Cross-utterance ASR Rescoring with Graph-based Label Propagation
Srinath Tankasala, Long Chen, Andreas Stolcke, Anirudh Raju, Qianli Deng, Chander Chandak, Aparna Khare, Roland Maas, Venkatesh Ravichandran
TL;DR
This paper tackles majoritarian bias in ASR by moving beyond single-utterance rescoring and leveraging cross-utterance acoustic similarity. It introduces a graph-based label propagation framework that operates on a finite label set derived from the union of $N$-best hypotheses and uses a DTW-based distance $d{-}DTW_{norm}$ over RNN-T encoder embeddings to form utterance graphs.
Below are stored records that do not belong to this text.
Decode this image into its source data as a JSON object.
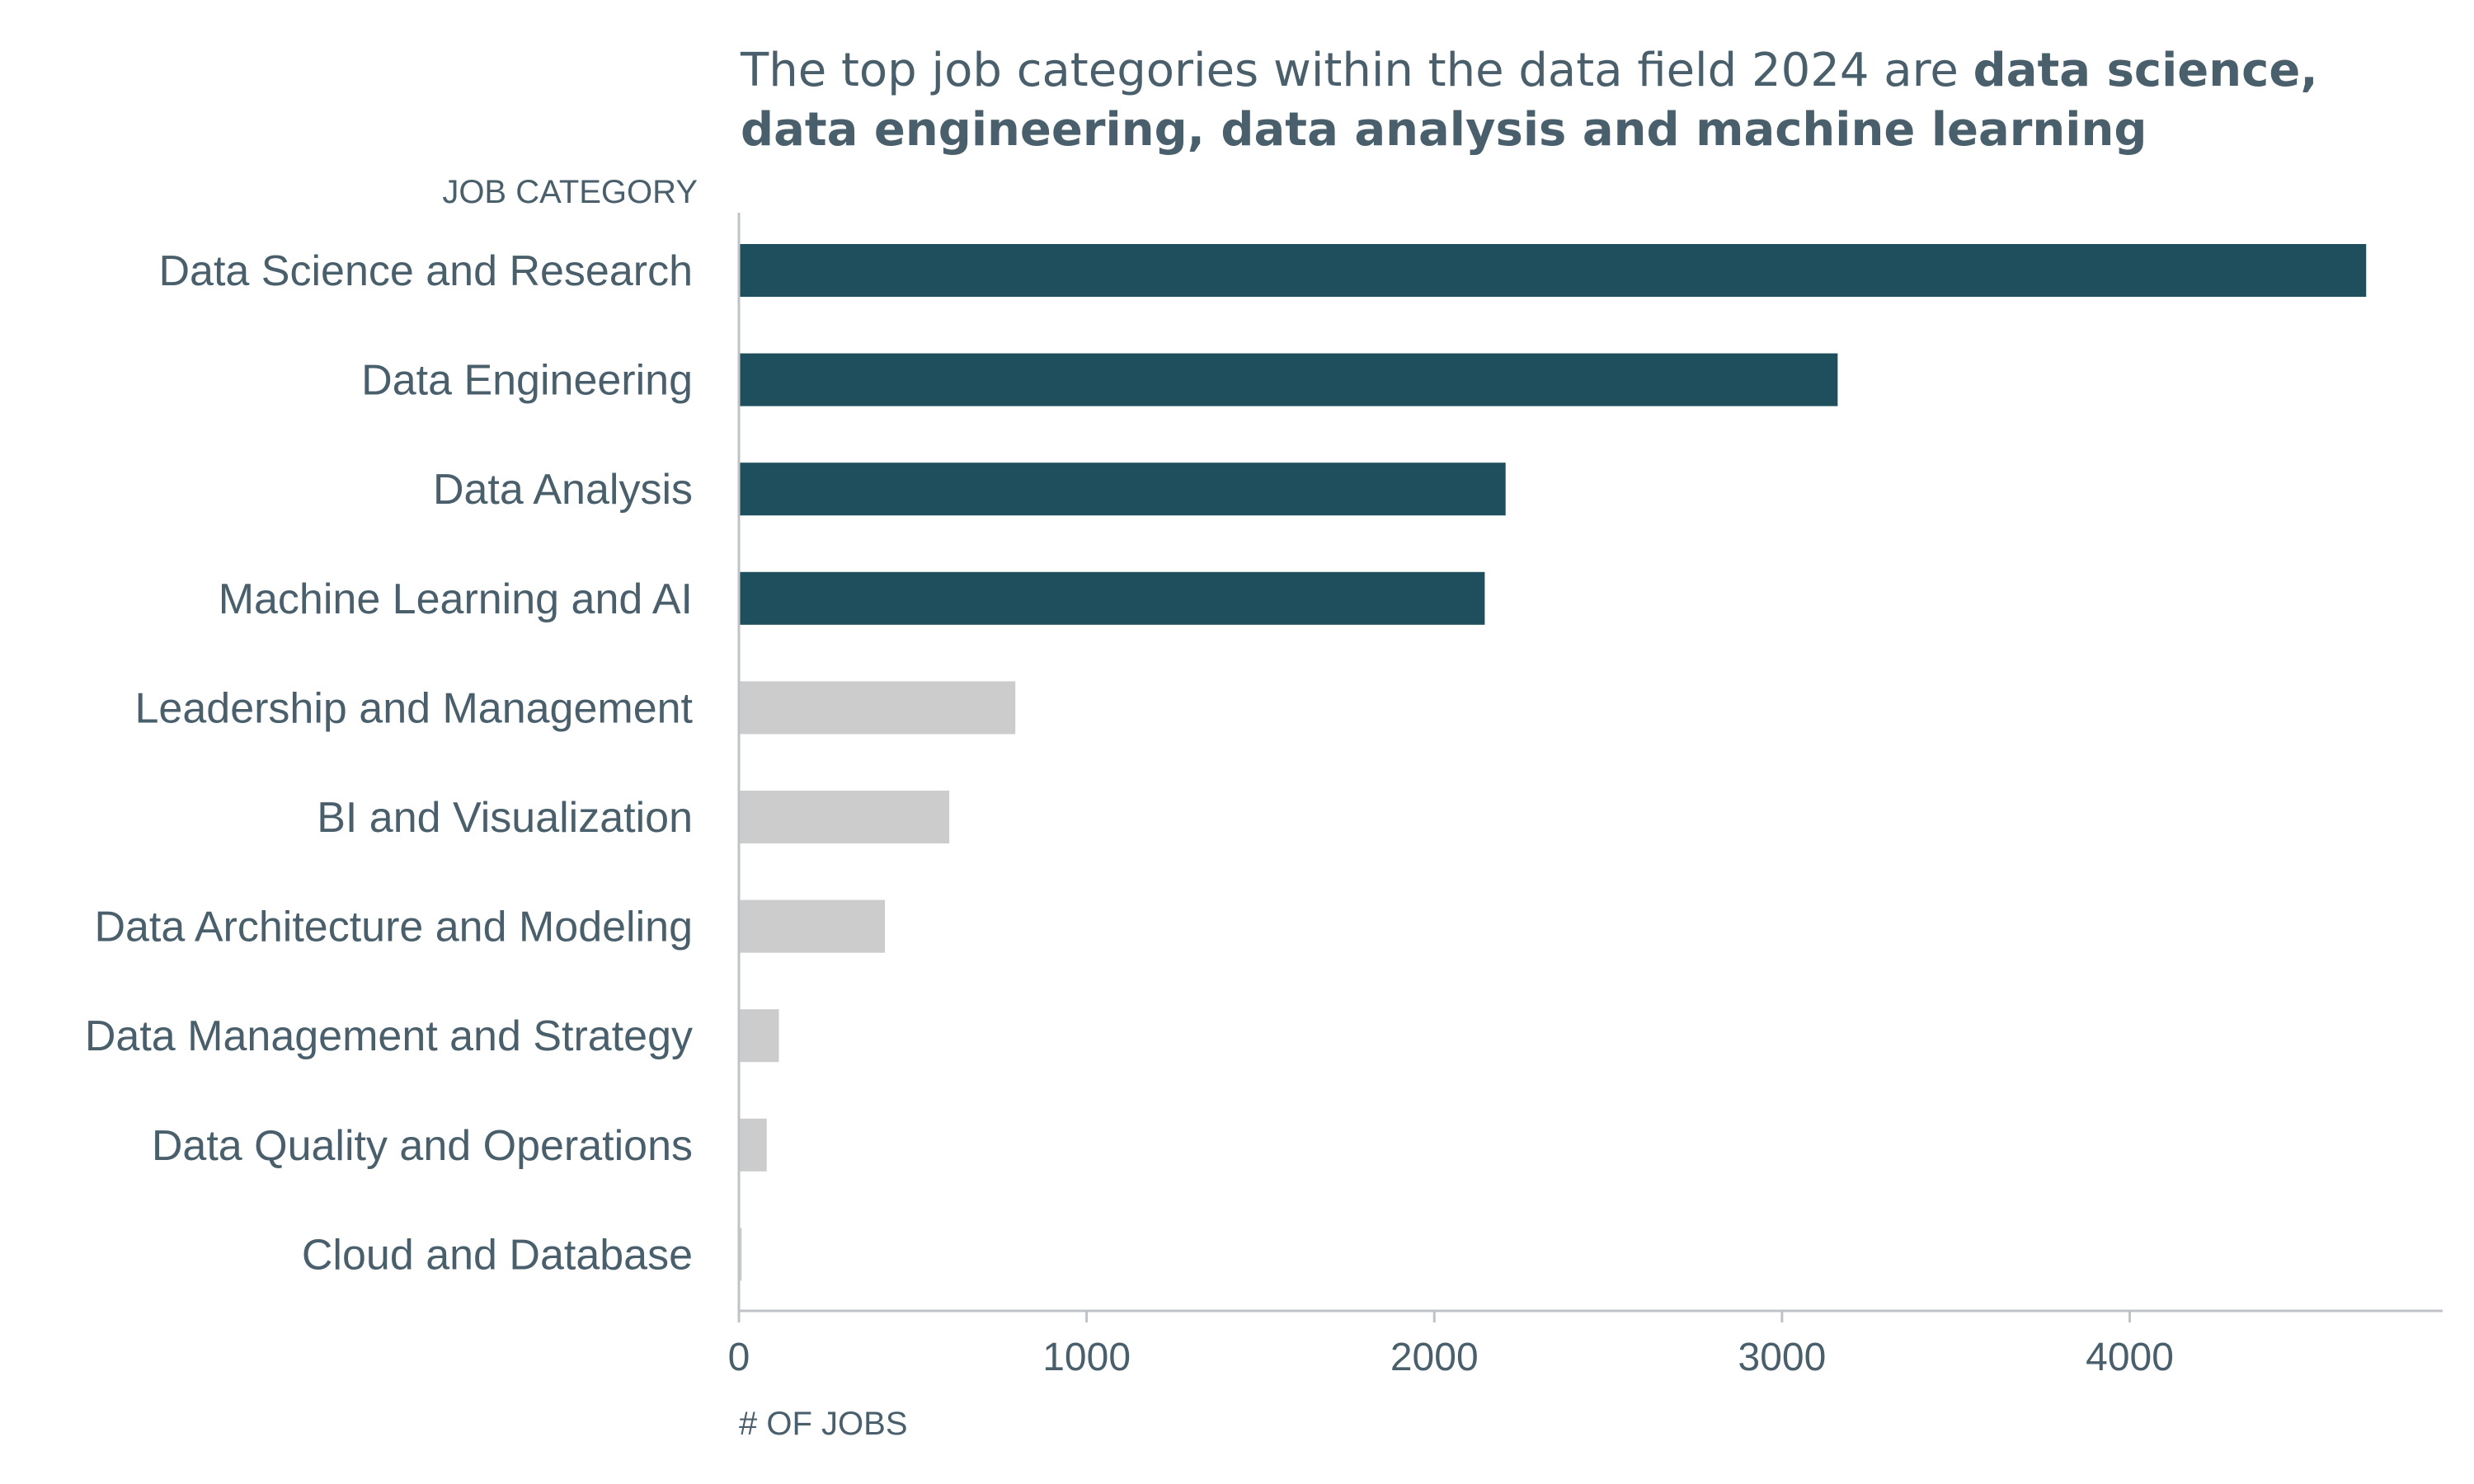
{
  "chart_data": {
    "type": "bar",
    "orientation": "horizontal",
    "title": {
      "prefix": "The top job categories within the data field 2024 are ",
      "emphasis": "data science, data engineering,  data analysis and machine learning"
    },
    "ylabel": "JOB CATEGORY",
    "xlabel": "# OF JOBS",
    "categories": [
      "Data Science and Research",
      "Data Engineering",
      "Data Analysis",
      "Machine Learning and AI",
      "Leadership and Management",
      "BI and Visualization",
      "Data Architecture and Modeling",
      "Data Management and Strategy",
      "Data Quality and Operations",
      "Cloud and Database"
    ],
    "values": [
      4680,
      3160,
      2205,
      2145,
      795,
      605,
      420,
      115,
      80,
      8
    ],
    "highlighted": [
      true,
      true,
      true,
      true,
      false,
      false,
      false,
      false,
      false,
      false
    ],
    "xlim": [
      0,
      4900
    ],
    "xticks": [
      0,
      1000,
      2000,
      3000,
      4000
    ],
    "grid": false,
    "legend": "none",
    "colors": {
      "highlight": "#1f4e5c",
      "muted": "#cccccc",
      "text": "#4a5f6c",
      "axis": "#bfc3c7"
    }
  }
}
Soft, probabilistic labels initialized from the baseline model propagate through the graph to jointly rescore across utterances, enabling label sharing across similar utterances and potentially recovering hypotheses outside the initial $N$-best list. Experiments on LibriSpeech and VCTK demonstrate improved WER and SER across accents, highlighting the method’s ability to mitigate biases and enhance offline ASR performance without domain-specific model adaptation.
Abstract
We propose a novel approach for ASR N-best hypothesis rescoring with graph-based label propagation by leveraging cross-utterance acoustic similarity. In contrast to conventional neural language model (LM) based ASR rescoring/reranking models, our approach focuses on acoustic information and conducts the rescoring collaboratively among utterances, instead of individually. Experiments on the VCTK dataset demonstrate that our approach consistently improves ASR performance, as well as fairness across speaker groups with different accents. Our approach provides a low-cost solution for mitigating the majoritarian bias of ASR systems, without the need to train new domain- or accent-specific models.